As far as supermarket jobs are concerned, working at Trader Joe’s seems like an unquestionably solid gig. You get benefits and a competitive hourly wage, while managers clad in Hawaiian shirts dole out smiles and positivity. The company’s small neighborhood feel and specialty products have helped it balloon from a humble southern California company into a national behemoth.
But, as a recently published exposé in The New York Times suggests, the company’s reputation for offering a “wow customer experience” is often prized above its rank and file employees, who complain of a toxic environment created by managers for the notoriously secretive company.
The focal point of this story is Thomas Nagle, a longtime employee of a Manhattan Trader Joe’s store. Nagle was fired, ostensibly for having a smile that wasn’t “genuine” enough to satisfy his bosses.

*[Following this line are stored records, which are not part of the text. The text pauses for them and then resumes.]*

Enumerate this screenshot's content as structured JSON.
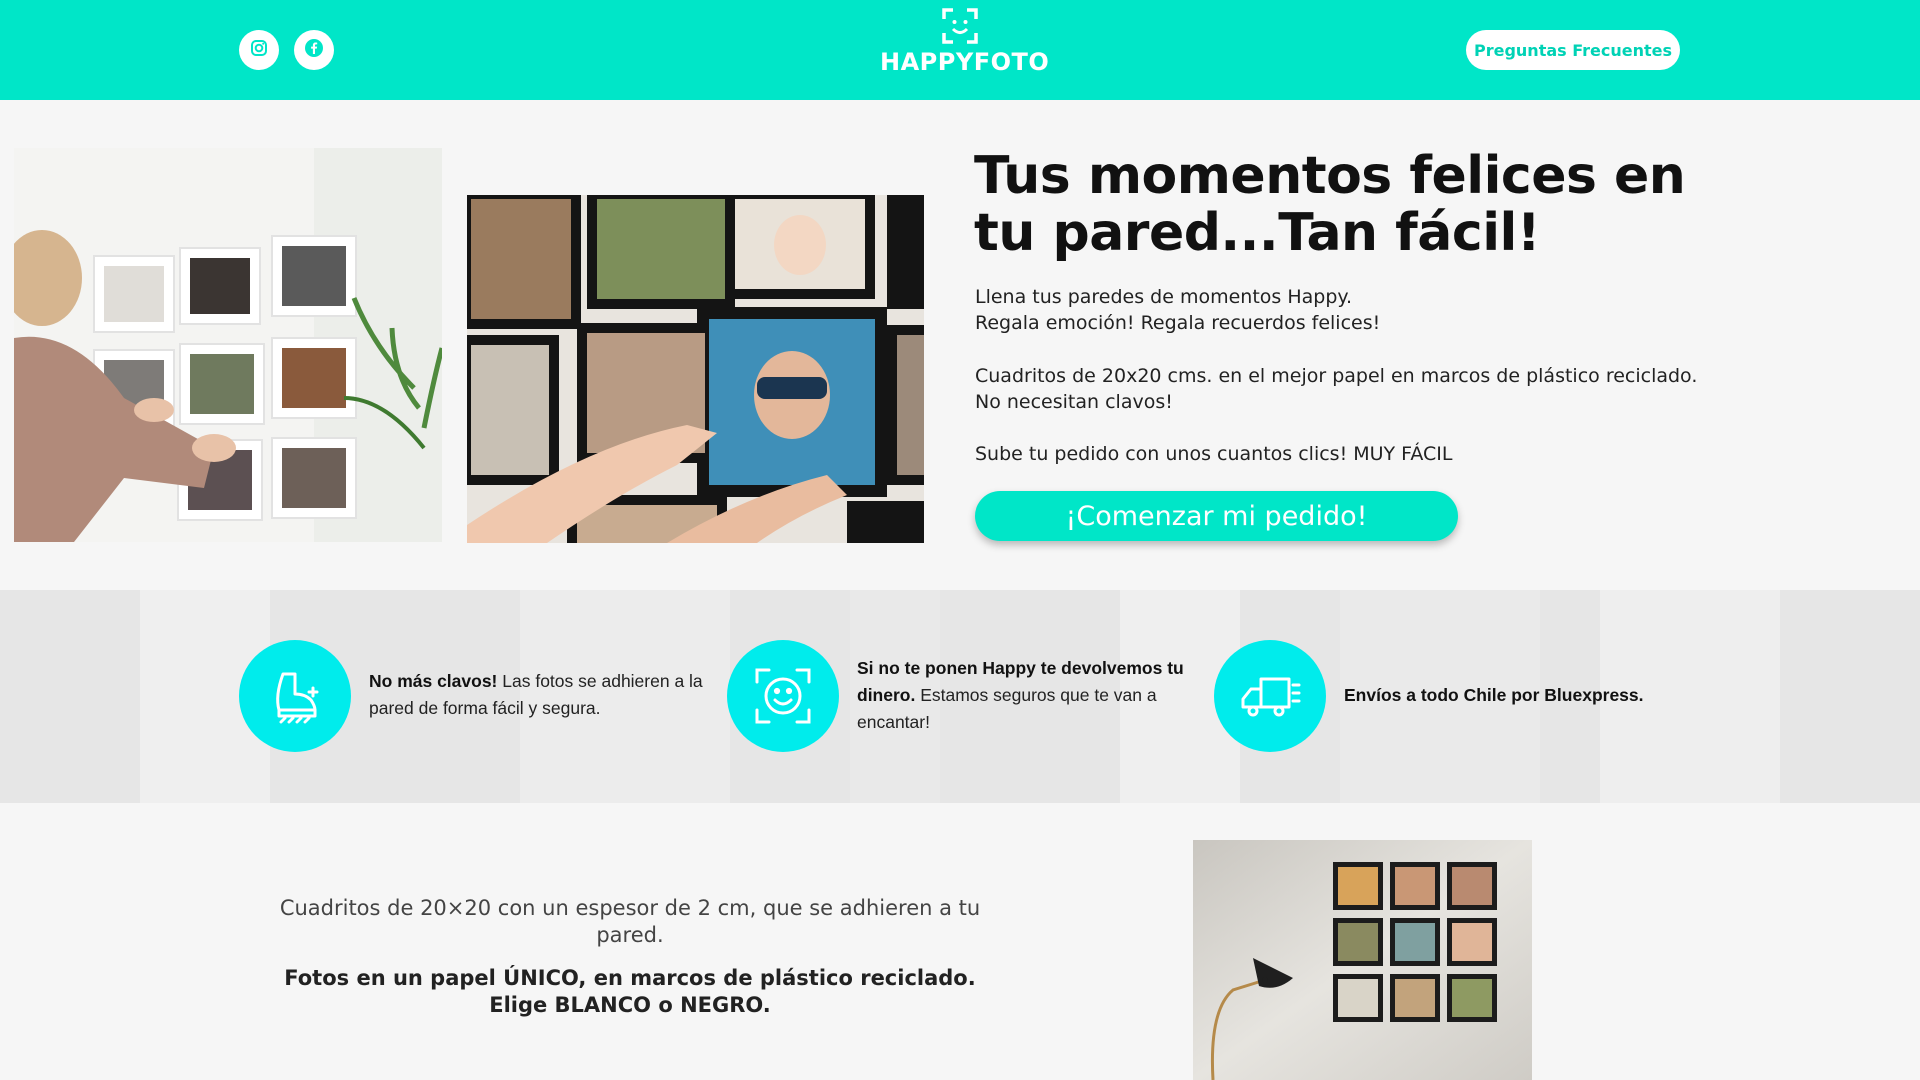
{
  "header": {
    "brand": "HAPPYFOTO",
    "faq_label": "Preguntas Frecuentes",
    "social": [
      "instagram-icon",
      "facebook-icon"
    ],
    "accent_color": "#00e6c8"
  },
  "hero": {
    "title_line1": "Tus momentos felices en",
    "title_line2": "tu pared...Tan fácil!",
    "p1_line1": "Llena tus paredes de momentos Happy.",
    "p1_line2": "Regala emoción! Regala recuerdos felices!",
    "p2_line1": "Cuadritos de 20x20 cms. en el mejor papel en marcos de plástico reciclado.",
    "p2_line2": "No necesitan clavos!",
    "p3": "Sube tu pedido con unos cuantos clics! MUY FÁCIL",
    "cta_label": "¡Comenzar mi pedido!"
  },
  "features": [
    {
      "icon": "adhesive-icon",
      "bold": "No más clavos!",
      "text": " Las fotos se adhieren a la pared de forma fácil y segura."
    },
    {
      "icon": "happy-face-icon",
      "bold": "Si no te ponen Happy te devolvemos tu dinero.",
      "text": " Estamos seguros que te van a encantar!"
    },
    {
      "icon": "delivery-truck-icon",
      "bold": "Envíos a todo Chile por Bluexpress.",
      "text": ""
    }
  ],
  "intro": {
    "line1": "Cuadritos de 20×20 con un espesor de 2 cm, que se adhieren a tu pared.",
    "line2_a": "Fotos en un papel ÚNICO, en marcos de plástico reciclado.",
    "line2_b": "Elige BLANCO o NEGRO."
  },
  "colors": {
    "accent": "#00e6c8",
    "feature_circle": "#00ecec"
  }
}
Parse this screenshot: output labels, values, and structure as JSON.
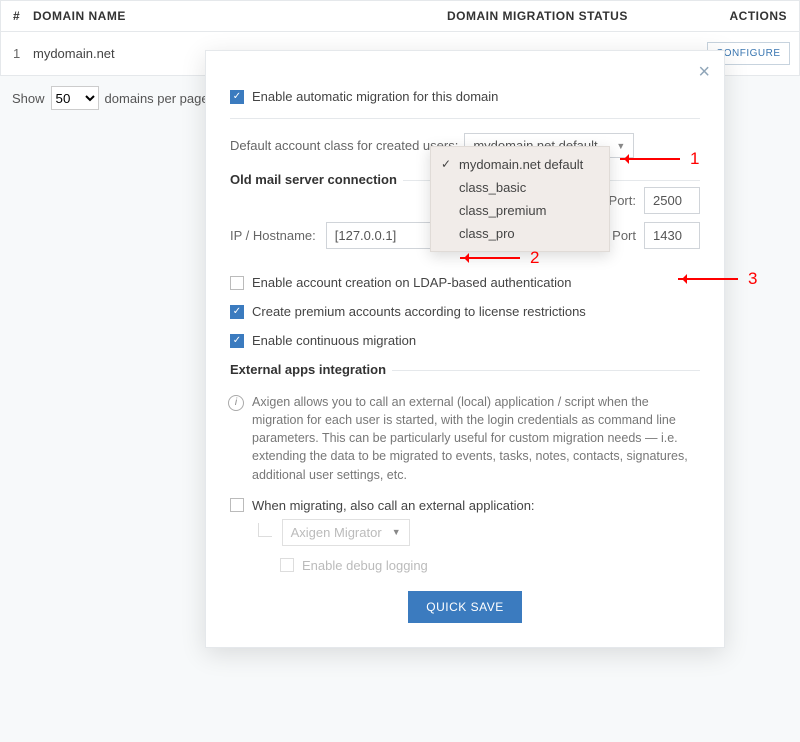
{
  "table": {
    "headers": {
      "num": "#",
      "name": "DOMAIN NAME",
      "status": "DOMAIN MIGRATION STATUS",
      "actions": "ACTIONS"
    },
    "row": {
      "num": "1",
      "name": "mydomain.net"
    },
    "configure_label": "CONFIGURE",
    "pager": {
      "show": "Show",
      "value": "50",
      "suffix": "domains per page"
    }
  },
  "modal": {
    "enable_auto": "Enable automatic migration for this domain",
    "default_class_label": "Default account class for created users:",
    "default_class_value": "mydomain.net default",
    "dropdown_options": [
      "mydomain.net default",
      "class_basic",
      "class_premium",
      "class_pro"
    ],
    "old_mail_legend": "Old mail server connection",
    "ip_label": "IP / Hostname:",
    "ip_value": "[127.0.0.1]",
    "smtp_label": "SMTP Port:",
    "smtp_value": "2500",
    "imap_label": "IMAP Port",
    "imap_value": "1430",
    "opt_ldap": "Enable account creation on LDAP-based authentication",
    "opt_premium": "Create premium accounts according to license restrictions",
    "opt_continuous": "Enable continuous migration",
    "ext_legend": "External apps integration",
    "ext_note": "Axigen allows you to call an external (local) application / script when the migration for each user is started, with the login credentials as command line parameters. This can be particularly useful for custom migration needs — i.e. extending the data to be migrated to events, tasks, notes, contacts, signatures, additional user settings, etc.",
    "ext_call_label": "When migrating, also call an external application:",
    "ext_app_value": "Axigen Migrator",
    "ext_debug": "Enable debug logging",
    "quick_save": "QUICK SAVE"
  },
  "annotations": {
    "a1": "1",
    "a2": "2",
    "a3": "3"
  }
}
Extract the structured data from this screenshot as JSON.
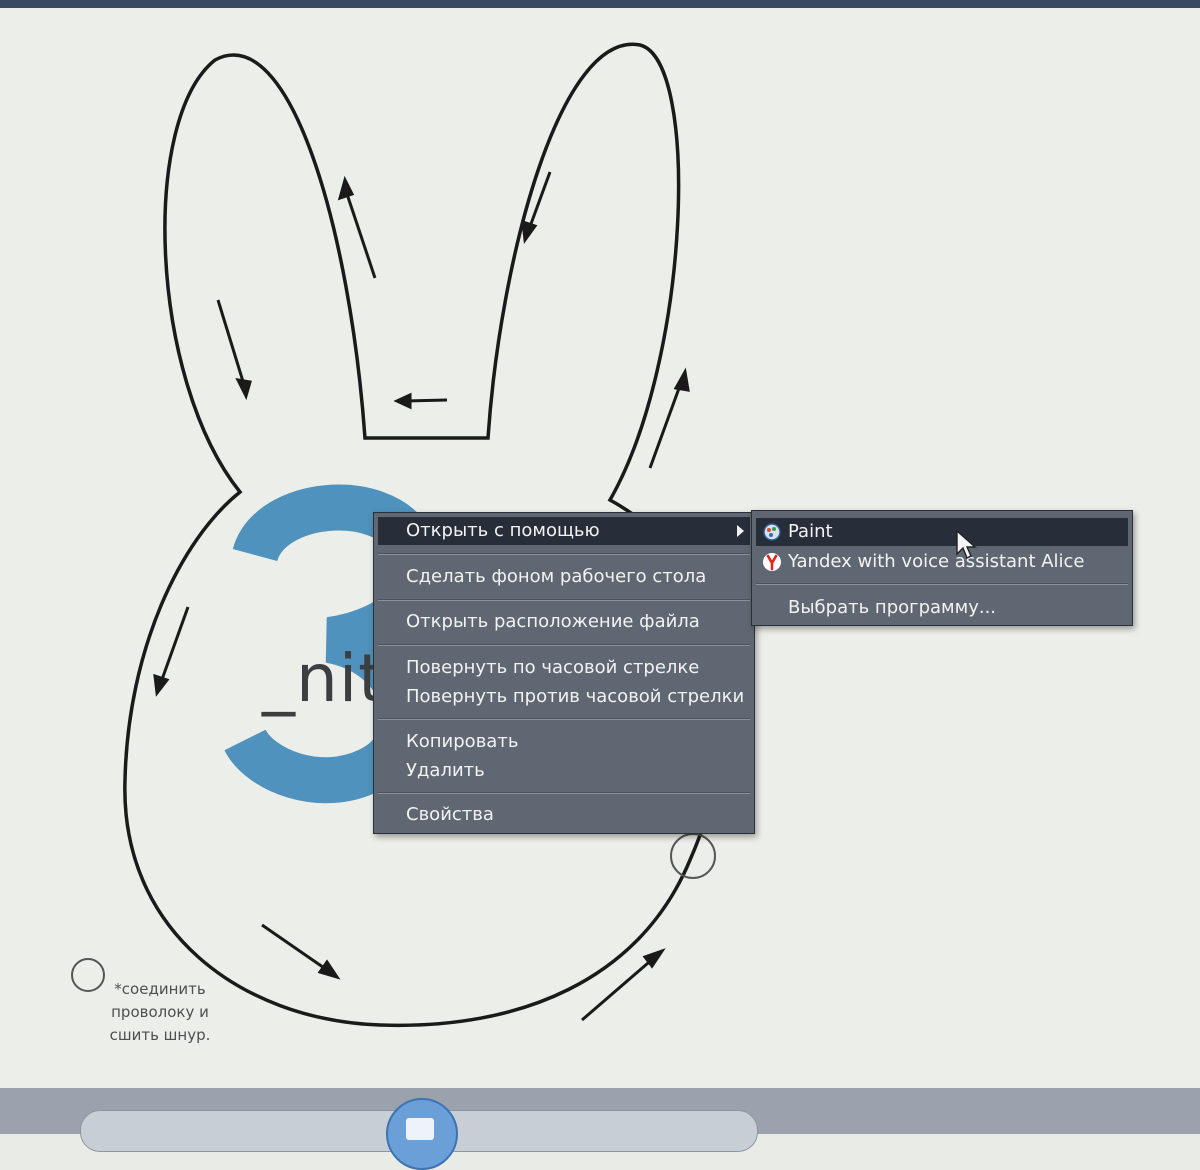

Behind the sunny veneer at Trader Joe’s, according to Nagle, was a pretty repressive environment. He told the Times that he and his fellow employees were often forbidden from speaking to each other during certain times of their shifts, and that certain managers were domineering. He told the Times he was chastised for returning a sweatshirt to his locker after finishing a job in the freezer.
“If anyone’s confused, there’s no product to work in the locker room,” his manager reportedly said.
Other Trader Joe’s employees across the Northeast and Middle Atlantic regions echoed Nagle's experiences. Just at Nagle's store, though, one coworker earned a reprimand for sipping water while working the cash register, while others occasionally got sick from fumes wafting through the store.
Nagle supplied all of this information to the Times by recording his performance reviews with managers. Incredibly, the crux of them centered on Nagle’s smile, and whether or not it masked a lousy attitude. “I don’t remember the last time I’ve seen you like genuinely smile,” a manager told Nagle.
Rather than just badmouthing TJ's, however, Nagle's claims have implications: on Thursday he filed a suit with the National Labor Relations Board alleging unfair labor practices. According to the Times, many experts say denying employees the right to discuss working conditions with each other and the public is a breach of federal policy.